She and I had got on well enough to begin with, in a discussion about some new French films which had just been released after the long hot hiatus of summer. Yet, even then, I couldn’t quite suppress the conviction that the almost overplayed attention she paid to my opinions derived not from any intrinsic interest they held for her but from her own avid consumption, to which she had slightly shamefacedly admitted, of gossipy literary biographies. My belief was that what she extrapolated from these was above all the fact that the secret of their subjects’ success as conversationalists had resided less in what they themselves had had to say, however witty, than in the flattering intensity with which they had attended to the discourses, however trite, of their gratified interlocutors. Thus, whenever it was my turn to speak, she would peer into my eyes as though nothing in the world mattered more to her at that instant than my recommendation of Resnais or Rohmer (Eric not Sax).

Since this was 2001, however, and mid-September to boot, the conversation had inevitably turned to the Twin Towers attack, which had taken place just five days before. Speaking about the atrocity and its global implications – and I acknowledge I was a touch, shall we say, premature – I had bemoaned the fact that the military reprisals we all knew would follow were at the mercy of a buffoon of a politician the like of whom not even the United States, never a nation famous for voting its intellectuals into power, had known.

For a moment the table was silent. Then Meredith suddenly screeched at me:

‘You little shit!’

What did you say?’ I managed to stammer out.

‘Who fucking gave you the right to insult our President?’

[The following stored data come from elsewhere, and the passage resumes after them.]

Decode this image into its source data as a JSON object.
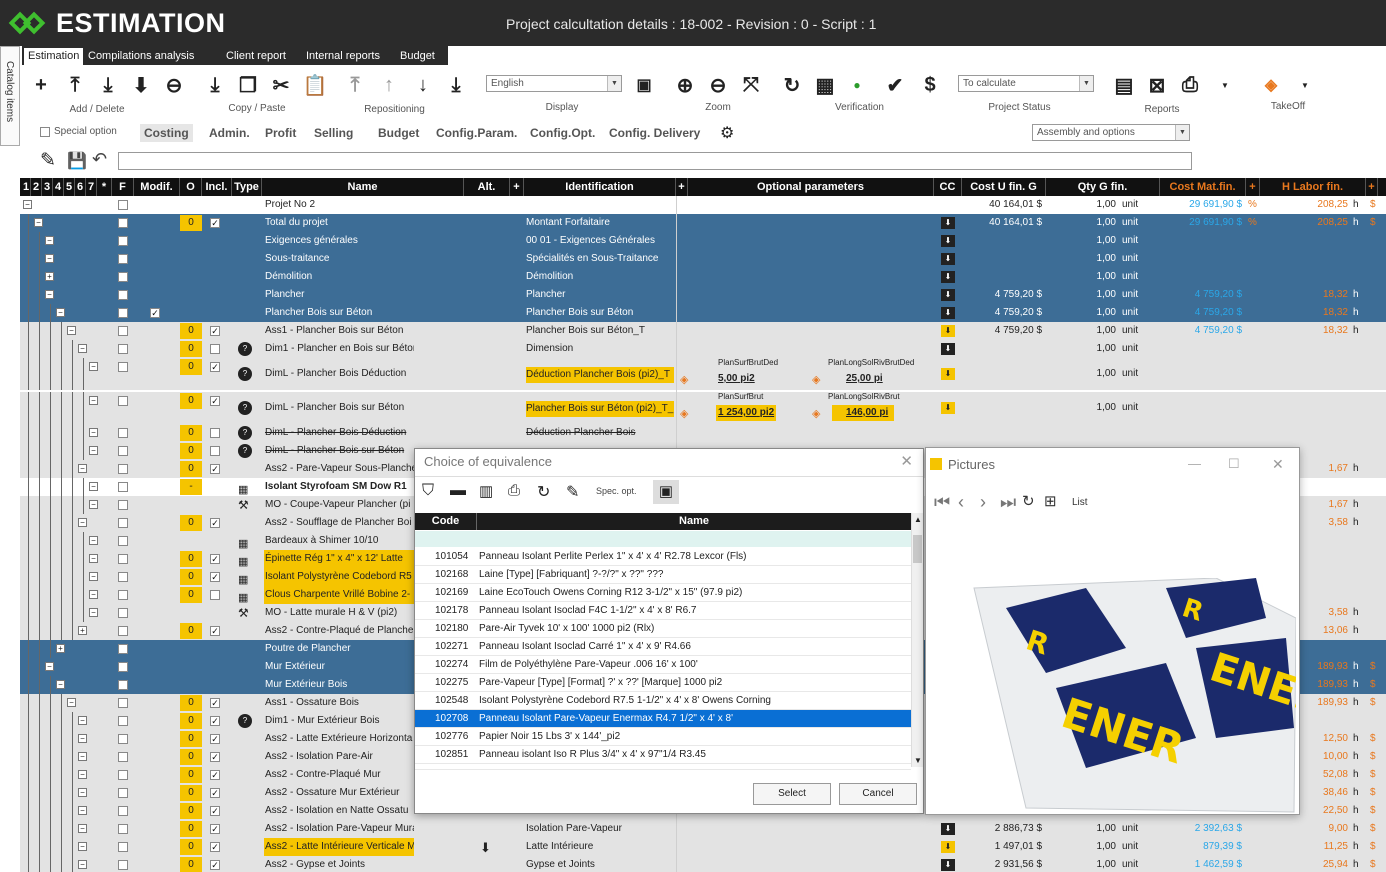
{
  "app": {
    "name": "ESTIMATION",
    "title": "Project calcultation details : 18-002 - Revision : 0 - Script : 1"
  },
  "tabs": [
    "Estimation",
    "Compilations analysis",
    "Client report",
    "Internal reports",
    "Budget"
  ],
  "sidebar": {
    "label": "Catalog items"
  },
  "ribbon": {
    "groups": {
      "add_delete": "Add / Delete",
      "copy_paste": "Copy / Paste",
      "repositioning": "Repositioning",
      "display": "Display",
      "zoom": "Zoom",
      "verification": "Verification",
      "project_status": "Project Status",
      "reports": "Reports",
      "takeoff": "TakeOff"
    },
    "language": "English",
    "status": "To calculate",
    "view": "Assembly and options"
  },
  "subtabs": {
    "special_option": "Special option",
    "items": [
      "Costing",
      "Admin.",
      "Profit",
      "Selling",
      "Budget",
      "Config.Param.",
      "Config.Opt.",
      "Config. Delivery"
    ]
  },
  "grid": {
    "headers": {
      "levels": [
        "1",
        "2",
        "3",
        "4",
        "5",
        "6",
        "7",
        "*"
      ],
      "f": "F",
      "modif": "Modif.",
      "o": "O",
      "incl": "Incl.",
      "type": "Type",
      "name": "Name",
      "alt": "Alt.",
      "plus": "+",
      "identification": "Identification",
      "optional": "Optional parameters",
      "cc": "CC",
      "cost_u": "Cost U fin. G",
      "qty": "Qty G fin.",
      "cost_mat": "Cost Mat.fin.",
      "labor": "H Labor fin."
    },
    "rows": [
      {
        "name": "Projet No 2",
        "ident": "",
        "cost": "40 164,01 $",
        "qty": "1,00",
        "unit": "unit",
        "mat": "29 691,90 $",
        "matu": "%",
        "labor": "208,25",
        "lu": "h",
        "cur": "$"
      },
      {
        "o": "0",
        "name": "Total du projet",
        "ident": "Montant Forfaitaire",
        "cost": "40 164,01 $",
        "qty": "1,00",
        "unit": "unit",
        "mat": "29 691,90 $",
        "matu": "%",
        "labor": "208,25",
        "lu": "h",
        "cur": "$"
      },
      {
        "name": "Exigences générales",
        "ident": "00 01 - Exigences Générales",
        "qty": "1,00",
        "unit": "unit"
      },
      {
        "name": "Sous-traitance",
        "ident": "Spécialités en Sous-Traitance",
        "qty": "1,00",
        "unit": "unit"
      },
      {
        "name": "Démolition",
        "ident": "Démolition",
        "qty": "1,00",
        "unit": "unit"
      },
      {
        "name": "Plancher",
        "ident": "Plancher",
        "cost": "4 759,20 $",
        "qty": "1,00",
        "unit": "unit",
        "mat": "4 759,20 $",
        "labor": "18,32",
        "lu": "h"
      },
      {
        "name": "Plancher Bois sur Béton",
        "ident": "Plancher Bois sur Béton",
        "cost": "4 759,20 $",
        "qty": "1,00",
        "unit": "unit",
        "mat": "4 759,20 $",
        "labor": "18,32",
        "lu": "h"
      },
      {
        "o": "0",
        "name": "Ass1 - Plancher Bois sur Béton",
        "ident": "Plancher Bois sur Béton_T",
        "cost": "4 759,20 $",
        "qty": "1,00",
        "unit": "unit",
        "mat": "4 759,20 $",
        "labor": "18,32",
        "lu": "h"
      },
      {
        "o": "0",
        "name": "Dim1 - Plancher en Bois sur Béton",
        "ident": "Dimension",
        "qty": "1,00",
        "unit": "unit"
      },
      {
        "o": "0",
        "name": "DimL - Plancher Bois Déduction",
        "ident": "Déduction Plancher Bois (pi2)_T",
        "p1n": "PlanSurfBrutDed",
        "p1v": "5,00",
        "p1u": "pi2",
        "p2n": "PlanLongSolRivBrutDed",
        "p2v": "25,00",
        "p2u": "pi",
        "qty": "1,00",
        "unit": "unit"
      },
      {
        "o": "0",
        "name": "DimL - Plancher Bois sur Béton",
        "ident": "Plancher Bois sur Béton (pi2)_T_",
        "p1n": "PlanSurfBrut",
        "p1v": "1 254,00",
        "p1u": "pi2",
        "p2n": "PlanLongSolRivBrut",
        "p2v": "146,00",
        "p2u": "pi",
        "qty": "1,00",
        "unit": "unit"
      },
      {
        "o": "0",
        "name": "DimL - Plancher Bois Déduction",
        "ident": "Déduction Plancher Bois"
      },
      {
        "o": "0",
        "name": "DimL - Plancher Bois sur Béton"
      },
      {
        "o": "0",
        "name": "Ass2 - Pare-Vapeur Sous-Planche",
        "labor": "1,67",
        "lu": "h"
      },
      {
        "o": "-",
        "name": "Isolant Styrofoam SM Dow R1"
      },
      {
        "name": "MO - Coupe-Vapeur Plancher (pi",
        "labor": "1,67",
        "lu": "h"
      },
      {
        "o": "0",
        "name": "Ass2 - Soufflage de Plancher Boi",
        "labor": "3,58",
        "lu": "h"
      },
      {
        "name": "Bardeaux à Shimer 10/10"
      },
      {
        "o": "0",
        "name": "Épinette Rég   1\" x  4\" x 12' Latte"
      },
      {
        "o": "0",
        "name": "Isolant Polystyrène Codebord R5"
      },
      {
        "o": "0",
        "name": "Clous Charpente Vrillé Bobine 2-"
      },
      {
        "name": "MO - Latte murale H & V (pi2)",
        "labor": "3,58",
        "lu": "h"
      },
      {
        "o": "0",
        "name": "Ass2 - Contre-Plaqué de Planche",
        "labor": "13,06",
        "lu": "h"
      },
      {
        "name": "Poutre de Plancher"
      },
      {
        "name": "Mur Extérieur",
        "labor": "189,93",
        "lu": "h",
        "cur": "$"
      },
      {
        "name": "Mur Extérieur Bois",
        "labor": "189,93",
        "lu": "h",
        "cur": "$"
      },
      {
        "o": "0",
        "name": "Ass1 - Ossature Bois",
        "labor": "189,93",
        "lu": "h",
        "cur": "$"
      },
      {
        "o": "0",
        "name": "Dim1 - Mur Extérieur Bois"
      },
      {
        "o": "0",
        "name": "Ass2 - Latte Extérieure Horizonta",
        "labor": "12,50",
        "lu": "h",
        "cur": "$"
      },
      {
        "o": "0",
        "name": "Ass2 - Isolation Pare-Air",
        "labor": "10,00",
        "lu": "h",
        "cur": "$"
      },
      {
        "o": "0",
        "name": "Ass2 - Contre-Plaqué Mur",
        "labor": "52,08",
        "lu": "h",
        "cur": "$"
      },
      {
        "o": "0",
        "name": "Ass2 - Ossature Mur Extérieur",
        "labor": "38,46",
        "lu": "h",
        "cur": "$"
      },
      {
        "o": "0",
        "name": "Ass2 - Isolation en Natte Ossatu",
        "labor": "22,50",
        "lu": "h",
        "cur": "$"
      },
      {
        "o": "0",
        "name": "Ass2 - Isolation Pare-Vapeur Murale",
        "ident": "Isolation Pare-Vapeur",
        "cost": "2 886,73 $",
        "qty": "1,00",
        "unit": "unit",
        "mat": "2 392,63 $",
        "labor": "9,00",
        "lu": "h",
        "cur": "$"
      },
      {
        "o": "0",
        "name": "Ass2 - Latte Intérieure Verticale Mur",
        "ident": "Latte Intérieure",
        "cost": "1 497,01 $",
        "qty": "1,00",
        "unit": "unit",
        "mat": "879,39 $",
        "labor": "11,25",
        "lu": "h",
        "cur": "$"
      },
      {
        "o": "0",
        "name": "Ass2 - Gypse et Joints",
        "ident": "Gypse et Joints",
        "cost": "2 931,56 $",
        "qty": "1,00",
        "unit": "unit",
        "mat": "1 462,59 $",
        "labor": "25,94",
        "lu": "h",
        "cur": "$"
      }
    ]
  },
  "dialog": {
    "title": "Choice of equivalence",
    "spec": "Spec. opt.",
    "cols": {
      "code": "Code",
      "name": "Name"
    },
    "rows": [
      {
        "code": "101054",
        "name": "Panneau Isolant Perlite Perlex 1\" x 4' x 4' R2.78 Lexcor (Fls)"
      },
      {
        "code": "102168",
        "name": "Laine  [Type]  [Fabriquant] ?-?/?\" x ??\" ???"
      },
      {
        "code": "102169",
        "name": "Laine EcoTouch Owens Corning R12  3-1/2\" x 15\" (97.9 pi2)"
      },
      {
        "code": "102178",
        "name": "Panneau Isolant Isoclad F4C 1-1/2\" x 4' x 8' R6.7"
      },
      {
        "code": "102180",
        "name": "Pare-Air Tyvek 10' x 100' 1000 pi2  (Rlx)"
      },
      {
        "code": "102271",
        "name": "Panneau Isolant Isoclad Carré 1\" x 4' x 9' R4.66"
      },
      {
        "code": "102274",
        "name": "Film de Polyéthylène  Pare-Vapeur .006 16' x 100'"
      },
      {
        "code": "102275",
        "name": "Pare-Vapeur [Type]  [Format] ?' x ??' [Marque] 1000 pi2"
      },
      {
        "code": "102548",
        "name": "Isolant Polystyrène Codebord R7.5  1-1/2\" x 4' x 8' Owens Corning"
      },
      {
        "code": "102708",
        "name": "Panneau Isolant Pare-Vapeur Enermax R4.7 1/2\" x 4' x 8'"
      },
      {
        "code": "102776",
        "name": "Papier Noir 15 Lbs 3' x 144'_pi2"
      },
      {
        "code": "102851",
        "name": "Panneau isolant Iso R Plus 3/4\" x 4' x 97\"1/4 R3.45"
      }
    ],
    "select": "Select",
    "cancel": "Cancel"
  },
  "pictures": {
    "title": "Pictures",
    "list": "List",
    "brand": "ENER"
  }
}
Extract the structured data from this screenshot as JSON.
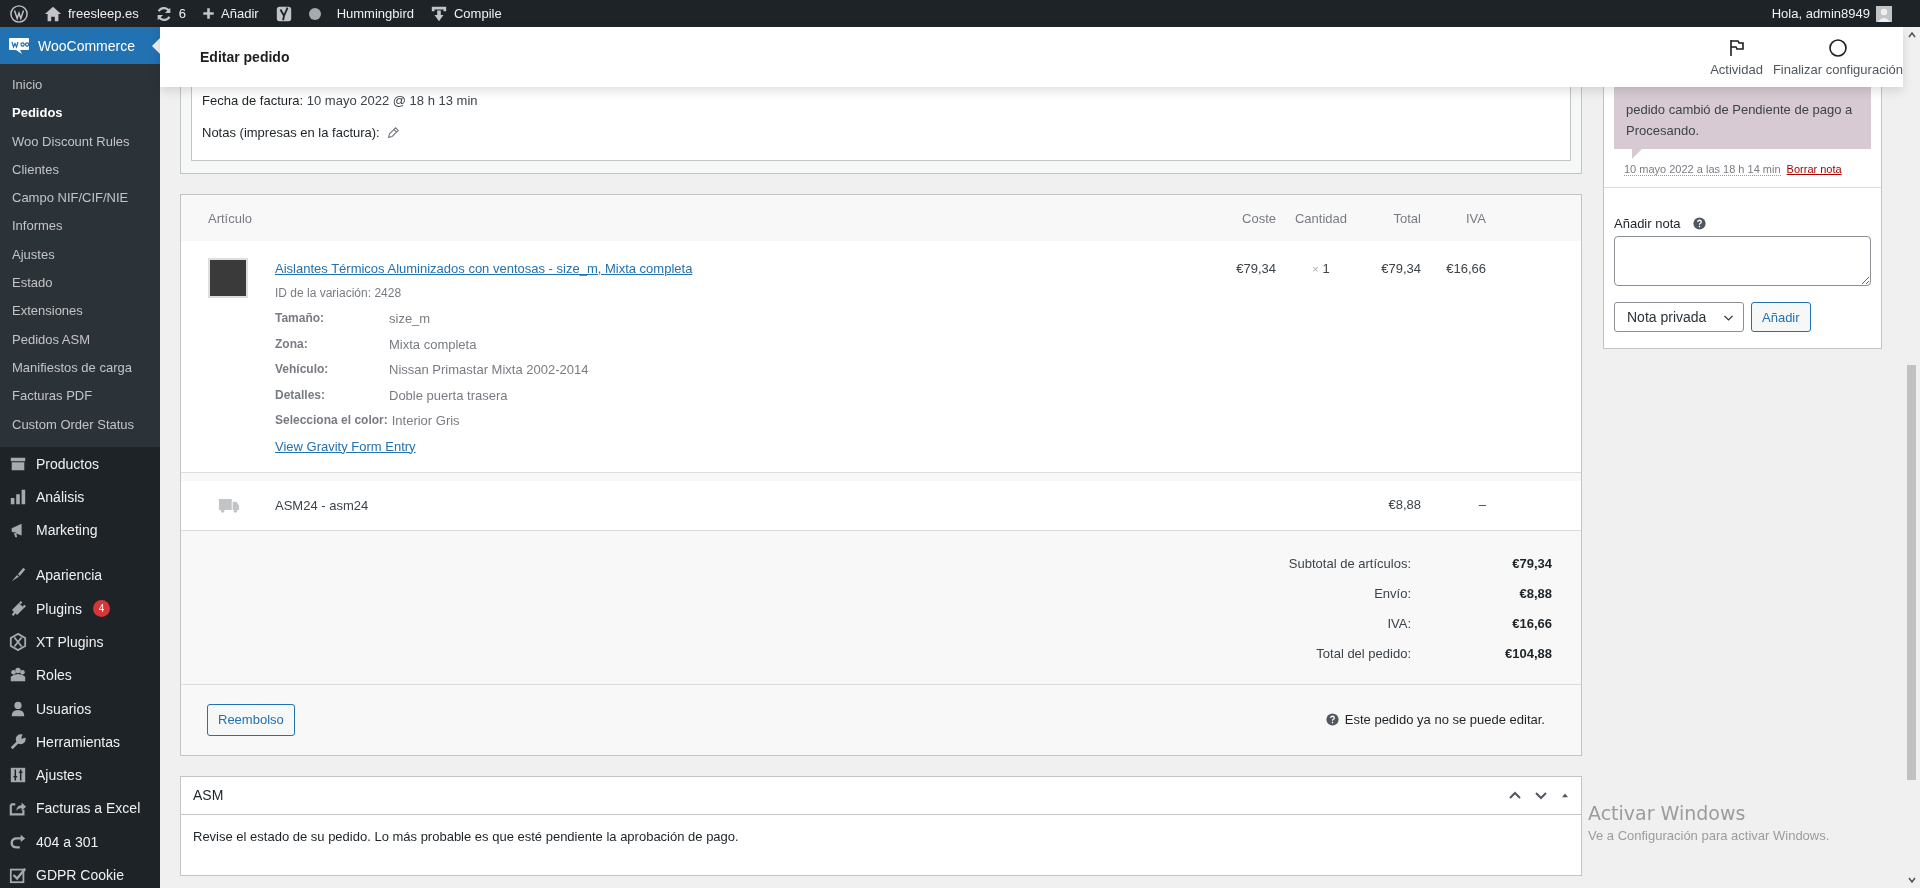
{
  "admin_bar": {
    "site": "freesleep.es",
    "updates": "6",
    "new": "Añadir",
    "hummingbird": "Hummingbird",
    "compile": "Compile",
    "greeting": "Hola, admin8949"
  },
  "sidebar": {
    "current": "WooCommerce",
    "submenu": [
      {
        "label": "Inicio",
        "selected": false
      },
      {
        "label": "Pedidos",
        "selected": true
      },
      {
        "label": "Woo Discount Rules",
        "selected": false
      },
      {
        "label": "Clientes",
        "selected": false
      },
      {
        "label": "Campo NIF/CIF/NIE",
        "selected": false
      },
      {
        "label": "Informes",
        "selected": false
      },
      {
        "label": "Ajustes",
        "selected": false
      },
      {
        "label": "Estado",
        "selected": false
      },
      {
        "label": "Extensiones",
        "selected": false
      },
      {
        "label": "Pedidos ASM",
        "selected": false
      },
      {
        "label": "Manifiestos de carga",
        "selected": false
      },
      {
        "label": "Facturas PDF",
        "selected": false
      },
      {
        "label": "Custom Order Status",
        "selected": false
      }
    ],
    "menu_groups": [
      {
        "items": [
          {
            "label": "Productos"
          },
          {
            "label": "Análisis"
          },
          {
            "label": "Marketing"
          }
        ]
      },
      {
        "items": [
          {
            "label": "Apariencia"
          },
          {
            "label": "Plugins",
            "badge": "4"
          },
          {
            "label": "XT Plugins"
          },
          {
            "label": "Roles"
          },
          {
            "label": "Usuarios"
          },
          {
            "label": "Herramientas"
          },
          {
            "label": "Ajustes"
          },
          {
            "label": "Facturas a Excel"
          },
          {
            "label": "404 a 301"
          },
          {
            "label": "GDPR Cookie"
          }
        ]
      }
    ]
  },
  "header": {
    "title": "Editar pedido",
    "actions": [
      "Actividad",
      "Finalizar configuración"
    ]
  },
  "invoice": {
    "date_label": "Fecha de factura:",
    "date": "10 mayo 2022 @ 18 h 13 min",
    "notes_label": "Notas (impresas en la factura):"
  },
  "items": {
    "columns": [
      "Artículo",
      "Coste",
      "Cantidad",
      "Total",
      "IVA"
    ],
    "products": [
      {
        "name": "Aislantes Térmicos Aluminizados con ventosas - size_m, Mixta completa",
        "variation_label": "ID de la variación:",
        "variation_id": "2428",
        "meta": [
          {
            "label": "Tamaño:",
            "value": "size_m"
          },
          {
            "label": "Zona:",
            "value": "Mixta completa"
          },
          {
            "label": "Vehículo:",
            "value": "Nissan Primastar Mixta 2002-2014"
          },
          {
            "label": "Detalles:",
            "value": "Doble puerta trasera"
          },
          {
            "label": "Selecciona el color:",
            "value": "Interior Gris"
          }
        ],
        "link": "View Gravity Form Entry",
        "cost": "€79,34",
        "qty_mark": "×",
        "qty": "1",
        "total": "€79,34",
        "tax": "€16,66"
      }
    ],
    "shipping": {
      "name": "ASM24 - asm24",
      "total": "€8,88",
      "tax": "–"
    },
    "totals": [
      {
        "label": "Subtotal de artículos:",
        "value": "€79,34"
      },
      {
        "label": "Envío:",
        "value": "€8,88"
      },
      {
        "label": "IVA:",
        "value": "€16,66"
      },
      {
        "label": "Total del pedido:",
        "value": "€104,88"
      }
    ],
    "refund_button": "Reembolso",
    "notice": "Este pedido ya no se puede editar."
  },
  "asm": {
    "title": "ASM",
    "message": "Revise el estado de su pedido. Lo más probable es que esté pendiente la aprobación de pago."
  },
  "notes": {
    "note_text": "pedido cambió de Pendiente de pago a Procesando.",
    "date": "10 mayo 2022 a las 18 h 14 min",
    "delete": "Borrar nota",
    "add_label": "Añadir nota",
    "type": "Nota privada",
    "add_button": "Añadir"
  },
  "windows_notice": {
    "title": "Activar Windows",
    "text": "Ve a Configuración para activar Windows."
  }
}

Our President? George Bush? Would I be caught dead calling Tony Blair ‘our Prime Minister’? And this from a self-styled radical left-winger.

‘But all I said was –’

‘Oh, can it!’ she spat at me. ‘I don’t have to listen to such Eurotrash garbage!’ Pulling a hundred-franc note from her purse, she tossed it onto the chequered tablecloth – ‘That’ll cover what I had!’ – stood up and stalked alone out of the restaurant.

If everyone present was as startled as I was by her behaviour, one of her compatriots did coldly chide me for having been flippant, which was simply not true, about an event of such magnitude, and actually went so far as to propose the eccentric theory that, the instant those planes ploughed into the Twin Towers, George Bush, ex-drunk, ex-deserter, ex-all-round-loser, had been alchemically transmuted into the Platonic essence of Presidential resolve. Whatever, the meal never recovered from Meredith’s coup de théâtre. Just fifteen minutes later, we all quietly and sheepishly trooped out of the restaurant without dessert or coffee.

Several years, of course, had elapsed since the Towers crumbled to dust, and one had to suppose that, like so many liberal Americans who had put their critical faculties on hold, Meredith had since had time and cause to qualify her once unreflecting support for the cross-eyed cretin in the White House. But what mystified me was why she had not only been invited to but had herself agreed to attend what promised to be a frivolous Conan Doyle bash. Then, glancing at her minuscule bibliography, I learned from it that she had recently published a ‘much-acclaimed’ book-length essay titled From Shylock to Sherlock and subtitled ‘Judaism, Patriarchy and the Forensic Imagination’. Ah.

The fourth speaker listed was G. Autry, a name calculated to stimulate critical inquisitiveness, like ‘B. Traven’. Nobody knew what the G. stood for, if anything. He had hardly ever been photographed (on the Festival’s flyer his photo had been replaced by a generic black silhouette against a plain white background), in recent years he had certainly never posed for a camera, and all he let be known about himself was that he was not related to Gene Autry, a once well-known singing cowboy whose horse would regularly rear up on its hind legs like that of a Spanish monarch in an equestrian portrait by Velasquez while he himself spun a lazy lasso above his head as though blowing a smoke ring. I had naturally never met him – who had? – but I had tried to read one of his novels, a sadistic thriller in the James Ellroy mode set in the racist Arkansas of the fifties. I laid it down again unfinished when the praeternatural vividness of its violence started to haunt my dreams.

Oddly enough, Autry’s work had always had a pulpy reputation until Sanary, of all people, published an eccentric defence of it with the amusing title G. est un Autry.† It was that essay which had prompted me to give his fiction a go. But I had, I repeat, so hated the novel in question that I only half-read it and, again, I couldn’t imagine why such a grouchy recluse would make one of his extremely rare public appearances at an insignificant Sherlock Holmes Festival in the Swiss Alps.